Additionally, migrating digital workloads and applications across to data centres with lower PUE factors can help reduce both energy and carbon usage.

Furthermore, introducing a dynamic AI model supported by low-latency edge computing technology into the current business environment is proven to support new sustainability apps aimed at optimising energy use and unlocking significant energy savings, thereby reducing carbon emissions and initiating a fall in energy costs.

Advanced digital technologies such as IoT, Edge, Data, AI and 5G can play a critical role in helping organisations in their transition to net zero.
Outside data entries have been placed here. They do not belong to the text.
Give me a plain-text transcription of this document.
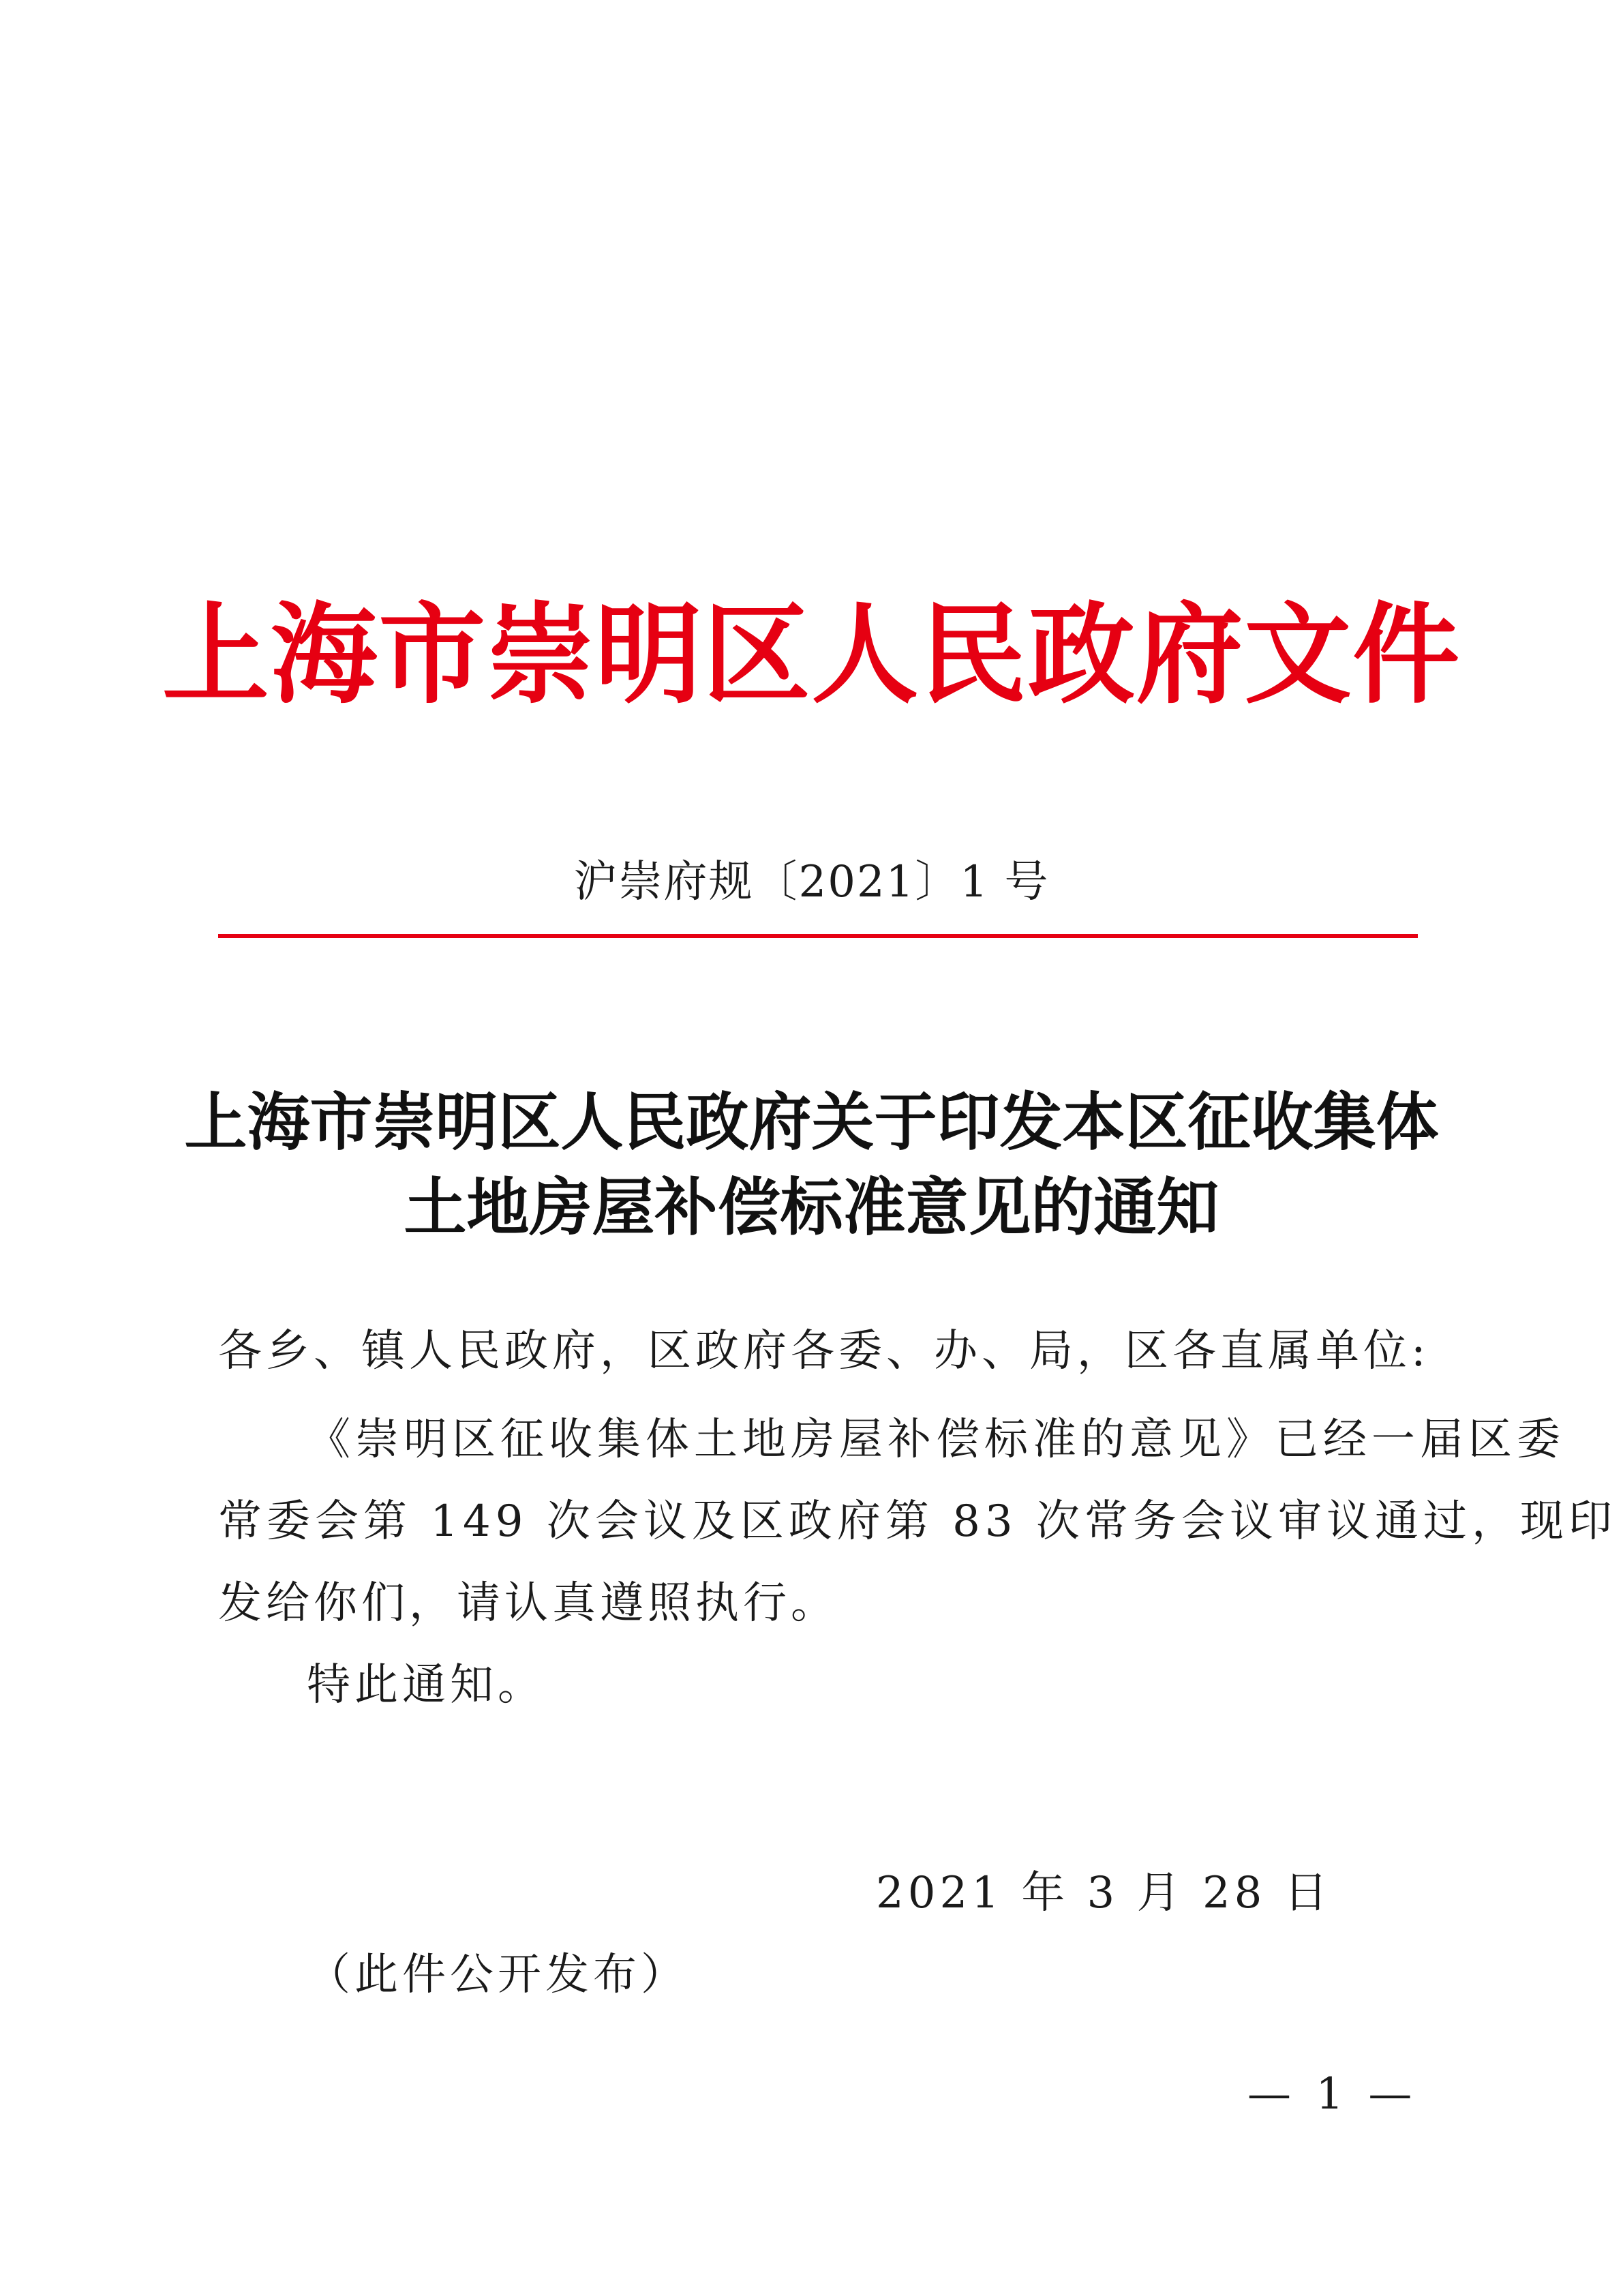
上海市崇明区人民政府文件
沪崇府规〔2021〕1 号
上海市崇明区人民政府关于印发本区征收集体
土地房屋补偿标准意见的通知
各乡、镇人民政府，区政府各委、办、局，区各直属单位:
《崇明区征收集体土地房屋补偿标准的意见》已经一届区委
常委会第 149 次会议及区政府第 83 次常务会议审议通过，现印
发给你们，请认真遵照执行。
特此通知。
2021 年 3 月 28 日
（此件公开发布）
— 1 —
By way of example, we see three main areas of opportunity within traditionally carbon intense FMCG manufacturing:

  • Circularity and supply chain: Uncovering new digital solutions to help track the flow of products, components, and materials to provide improved resource management and decision making across all stages of the production cycle, and empowering consumers to make better choices. This will support the sector to address the depletion of finite resources and how to embed circularity into production processes.
  • Production resource optimisation: Exploring digital solutions that either modify existing production processes or introduce completely new breakthrough methods to become more energy and resource efficient. This could be through supporting waste reduction in production processes or harnessing additional outputs from the shop floor such as water, heat, energy.
  • Operation design and planning: Developing solutions that use data and digital technology to improve modelling, visualisation, scenario analyses and planning, with the aim to make it simpler to redesign legacy manufacturing processes with a sustainability focus.

Critically, and for every type of business, sustainability should be end-to-end and include employees, operations, customers, value chains and the industries – and digital transformation plays a key role in creating a more sustainable business and transitioning to net zero.